¿Es mejor complacer que ser crítico?

CODIGO32-SIPRED

Por: Marisela Gutiérrez

No escribo para agradar, escribo para que despierten

En la sociedad en la que vivimos muchas veces se premia más al que complace que al que se atreve a ser crítico. El que dice lo que otros quieren escuchar es recibido con aplausos, mientras que el que señala lo que está mal suele ser visto como incómodo, conflictivo o problemático.

Pareciera que decir la verdad se ha convertido en un acto de valentía. No porque la verdad sea ofensiva, sino porque incomoda a quienes prefieren vivir en medio de elogios vacíos y silencios cómplices.

Complacer se ha vuelto una moneda fácil de usar: se sonríe, se aplaude, se calla y se evita cualquier palabra que pueda molestar. Así muchos logran mantenerse cerca del poder, de los favores o de los beneficios. Pero esa comodidad tiene un precio: la pérdida de la honestidad y de la dignidad.

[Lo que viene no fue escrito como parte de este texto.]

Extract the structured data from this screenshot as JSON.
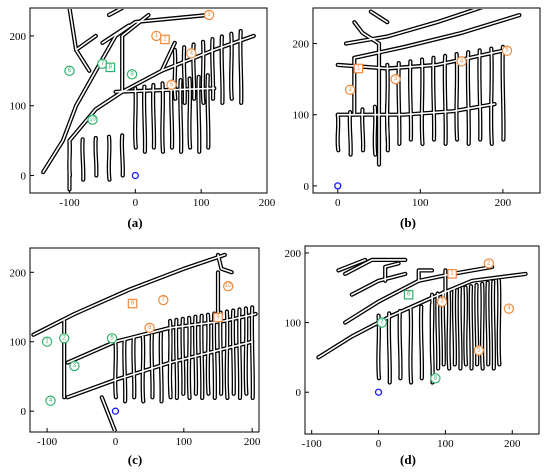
{
  "colors": {
    "orange": "#f08a3c",
    "green": "#2db36b",
    "blue": "#1a1aff",
    "tunnel": "#000000"
  },
  "panels": [
    {
      "id": "a",
      "label": "(a)",
      "xticks": [
        "-100",
        "0",
        "100",
        "200"
      ],
      "yticks": [
        "0",
        "100",
        "200"
      ],
      "xlim": [
        -160,
        200
      ],
      "ylim": [
        -25,
        240
      ],
      "origin": [
        0,
        0
      ],
      "tunnels": [
        [
          [
            -100,
            -20
          ],
          [
            -100,
            50
          ],
          [
            -60,
            95
          ],
          [
            -20,
            120
          ],
          [
            40,
            150
          ],
          [
            120,
            180
          ],
          [
            180,
            200
          ]
        ],
        [
          [
            -140,
            5
          ],
          [
            -110,
            50
          ],
          [
            -90,
            100
          ],
          [
            -60,
            150
          ],
          [
            -30,
            200
          ],
          [
            0,
            220
          ],
          [
            110,
            230
          ]
        ],
        [
          [
            -100,
            240
          ],
          [
            -90,
            180
          ],
          [
            -70,
            150
          ]
        ],
        [
          [
            -20,
            120
          ],
          [
            -20,
            200
          ],
          [
            20,
            230
          ]
        ],
        [
          [
            -90,
            180
          ],
          [
            -60,
            200
          ]
        ],
        [
          [
            -50,
            190
          ],
          [
            -10,
            215
          ]
        ],
        [
          [
            -30,
            120
          ],
          [
            120,
            125
          ]
        ],
        [
          [
            40,
            150
          ],
          [
            60,
            190
          ]
        ],
        [
          [
            -40,
            230
          ],
          [
            -20,
            240
          ]
        ]
      ],
      "combs": [
        {
          "x0": -100,
          "x1": -20,
          "n": 5,
          "y0": 50,
          "y1": 0
        },
        {
          "x0": 0,
          "x1": 110,
          "n": 9,
          "y0": 125,
          "y1": 40
        },
        {
          "x0": 60,
          "x1": 160,
          "n": 8,
          "y0": 180,
          "y1": 110
        }
      ],
      "markers": [
        {
          "t": "c",
          "c": "orange",
          "x": 32,
          "y": 200,
          "l": "1"
        },
        {
          "t": "s",
          "c": "orange",
          "x": 45,
          "y": 195,
          "l": "2"
        },
        {
          "t": "c",
          "c": "orange",
          "x": 112,
          "y": 230,
          "l": "3"
        },
        {
          "t": "c",
          "c": "orange",
          "x": 85,
          "y": 175,
          "l": "4"
        },
        {
          "t": "c",
          "c": "orange",
          "x": 55,
          "y": 130,
          "l": "5"
        },
        {
          "t": "c",
          "c": "green",
          "x": -100,
          "y": 150,
          "l": "6"
        },
        {
          "t": "c",
          "c": "green",
          "x": -50,
          "y": 160,
          "l": "7"
        },
        {
          "t": "s",
          "c": "green",
          "x": -38,
          "y": 155,
          "l": "8"
        },
        {
          "t": "c",
          "c": "green",
          "x": -5,
          "y": 145,
          "l": "9"
        },
        {
          "t": "c",
          "c": "green",
          "x": -65,
          "y": 80,
          "l": "10"
        },
        {
          "t": "o",
          "c": "blue",
          "x": 0,
          "y": 0,
          "l": ""
        }
      ]
    },
    {
      "id": "b",
      "label": "(b)",
      "xticks": [
        "0",
        "100",
        "200"
      ],
      "yticks": [
        "0",
        "100",
        "200"
      ],
      "xlim": [
        -30,
        245
      ],
      "ylim": [
        -10,
        250
      ],
      "origin": [
        0,
        0
      ],
      "tunnels": [
        [
          [
            20,
            180
          ],
          [
            80,
            195
          ],
          [
            150,
            215
          ],
          [
            220,
            240
          ]
        ],
        [
          [
            10,
            200
          ],
          [
            60,
            210
          ],
          [
            120,
            230
          ],
          [
            185,
            255
          ]
        ],
        [
          [
            0,
            170
          ],
          [
            60,
            165
          ],
          [
            120,
            170
          ],
          [
            200,
            190
          ]
        ],
        [
          [
            0,
            100
          ],
          [
            80,
            100
          ],
          [
            140,
            105
          ],
          [
            190,
            115
          ]
        ],
        [
          [
            20,
            230
          ],
          [
            30,
            215
          ],
          [
            50,
            200
          ]
        ],
        [
          [
            40,
            245
          ],
          [
            60,
            230
          ]
        ],
        [
          [
            20,
            180
          ],
          [
            20,
            100
          ]
        ],
        [
          [
            50,
            200
          ],
          [
            50,
            30
          ]
        ]
      ],
      "combs": [
        {
          "x0": 0,
          "x1": 60,
          "n": 5,
          "y0": 100,
          "y1": 50
        },
        {
          "x0": 60,
          "x1": 200,
          "n": 11,
          "y0": 170,
          "y1": 65
        }
      ],
      "markers": [
        {
          "t": "s",
          "c": "orange",
          "x": 25,
          "y": 165,
          "l": "1"
        },
        {
          "t": "c",
          "c": "orange",
          "x": 15,
          "y": 135,
          "l": "2"
        },
        {
          "t": "c",
          "c": "orange",
          "x": 70,
          "y": 150,
          "l": "3"
        },
        {
          "t": "c",
          "c": "orange",
          "x": 150,
          "y": 175,
          "l": "4"
        },
        {
          "t": "c",
          "c": "orange",
          "x": 205,
          "y": 190,
          "l": "5"
        },
        {
          "t": "o",
          "c": "blue",
          "x": 0,
          "y": 0,
          "l": ""
        }
      ]
    },
    {
      "id": "c",
      "label": "(c)",
      "xticks": [
        "-100",
        "0",
        "100",
        "200"
      ],
      "yticks": [
        "0",
        "100",
        "200"
      ],
      "xlim": [
        -125,
        210
      ],
      "ylim": [
        -30,
        235
      ],
      "origin": [
        0,
        0
      ],
      "tunnels": [
        [
          [
            -120,
            110
          ],
          [
            -60,
            140
          ],
          [
            20,
            175
          ],
          [
            100,
            205
          ],
          [
            160,
            225
          ]
        ],
        [
          [
            -70,
            70
          ],
          [
            0,
            100
          ],
          [
            80,
            120
          ],
          [
            160,
            130
          ],
          [
            205,
            140
          ]
        ],
        [
          [
            -70,
            20
          ],
          [
            0,
            45
          ],
          [
            80,
            70
          ],
          [
            140,
            85
          ],
          [
            200,
            100
          ]
        ],
        [
          [
            -75,
            130
          ],
          [
            -75,
            20
          ]
        ],
        [
          [
            -20,
            20
          ],
          [
            0,
            -30
          ]
        ],
        [
          [
            150,
            225
          ],
          [
            155,
            205
          ],
          [
            170,
            200
          ]
        ],
        [
          [
            150,
            130
          ],
          [
            150,
            200
          ]
        ]
      ],
      "combs": [
        {
          "x0": 0,
          "x1": 80,
          "n": 7,
          "y0": 100,
          "y1": 20
        },
        {
          "x0": 80,
          "x1": 200,
          "n": 14,
          "y0": 130,
          "y1": 25
        }
      ],
      "markers": [
        {
          "s": 1,
          "t": "c",
          "c": "green",
          "x": -100,
          "y": 100,
          "l": "1"
        },
        {
          "t": "c",
          "c": "green",
          "x": -75,
          "y": 105,
          "l": "2"
        },
        {
          "t": "c",
          "c": "green",
          "x": -60,
          "y": 65,
          "l": "3"
        },
        {
          "t": "c",
          "c": "green",
          "x": -95,
          "y": 15,
          "l": "4"
        },
        {
          "t": "c",
          "c": "green",
          "x": -5,
          "y": 105,
          "l": "5"
        },
        {
          "t": "s",
          "c": "orange",
          "x": 25,
          "y": 155,
          "l": "6"
        },
        {
          "t": "c",
          "c": "orange",
          "x": 70,
          "y": 160,
          "l": "7"
        },
        {
          "t": "c",
          "c": "orange",
          "x": 50,
          "y": 120,
          "l": "8"
        },
        {
          "t": "s",
          "c": "orange",
          "x": 150,
          "y": 135,
          "l": "9"
        },
        {
          "t": "c",
          "c": "orange",
          "x": 165,
          "y": 180,
          "l": "10"
        },
        {
          "t": "o",
          "c": "blue",
          "x": 0,
          "y": 0,
          "l": ""
        }
      ]
    },
    {
      "id": "d",
      "label": "(d)",
      "xticks": [
        "-100",
        "0",
        "100",
        "200"
      ],
      "yticks": [
        "0",
        "100",
        "200"
      ],
      "xlim": [
        -110,
        240
      ],
      "ylim": [
        -60,
        210
      ],
      "origin": [
        0,
        0
      ],
      "tunnels": [
        [
          [
            -90,
            50
          ],
          [
            -40,
            80
          ],
          [
            20,
            110
          ],
          [
            90,
            140
          ],
          [
            140,
            160
          ],
          [
            220,
            170
          ]
        ],
        [
          [
            -50,
            100
          ],
          [
            0,
            130
          ],
          [
            60,
            160
          ],
          [
            110,
            170
          ],
          [
            170,
            180
          ]
        ],
        [
          [
            -50,
            170
          ],
          [
            -10,
            190
          ],
          [
            40,
            190
          ]
        ],
        [
          [
            -40,
            140
          ],
          [
            0,
            160
          ],
          [
            40,
            170
          ]
        ],
        [
          [
            10,
            160
          ],
          [
            10,
            180
          ],
          [
            30,
            185
          ]
        ],
        [
          [
            60,
            160
          ],
          [
            60,
            175
          ],
          [
            80,
            175
          ]
        ],
        [
          [
            100,
            130
          ],
          [
            100,
            175
          ]
        ],
        [
          [
            -60,
            175
          ],
          [
            -20,
            190
          ]
        ]
      ],
      "combs": [
        {
          "x0": 0,
          "x1": 80,
          "n": 6,
          "y0": 110,
          "y1": 20
        },
        {
          "x0": 80,
          "x1": 180,
          "n": 13,
          "y0": 140,
          "y1": 40
        }
      ],
      "markers": [
        {
          "t": "s",
          "c": "orange",
          "x": 110,
          "y": 170,
          "l": "1"
        },
        {
          "t": "c",
          "c": "orange",
          "x": 165,
          "y": 185,
          "l": "2"
        },
        {
          "t": "c",
          "c": "orange",
          "x": 95,
          "y": 130,
          "l": "3"
        },
        {
          "t": "c",
          "c": "orange",
          "x": 195,
          "y": 120,
          "l": "4"
        },
        {
          "t": "c",
          "c": "orange",
          "x": 150,
          "y": 60,
          "l": "5"
        },
        {
          "t": "s",
          "c": "green",
          "x": 45,
          "y": 140,
          "l": "6"
        },
        {
          "t": "c",
          "c": "green",
          "x": 5,
          "y": 100,
          "l": "7"
        },
        {
          "t": "c",
          "c": "green",
          "x": 85,
          "y": 20,
          "l": "8"
        },
        {
          "t": "o",
          "c": "blue",
          "x": 0,
          "y": 0,
          "l": ""
        }
      ]
    }
  ]
}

Ser crítico, en cambio, no significa atacar ni destruir. Ser crítico es tener la capacidad de analizar, cuestionar y señalar aquello que necesita cambiar. Es ejercer la responsabilidad de pensar y de no aceptar todo sin reflexión.

Una sociedad que solo premia la complacencia está condenada a repetir sus errores. Porque cuando nadie se atreve a cuestionar, los problemas crecen en silencio hasta que se convierten en crisis.

Tal vez por eso muchos prefieren complacer. Es más fácil, menos arriesgado y socialmente más aceptado. Pero el progreso, la justicia y la transformación nunca han nacido de la complacencia, sino del pensamiento crítico.

Al final, cada quien decide su lugar:
ser parte del coro que aplaude todo.
o la voz que se atreve a despertar conciencias.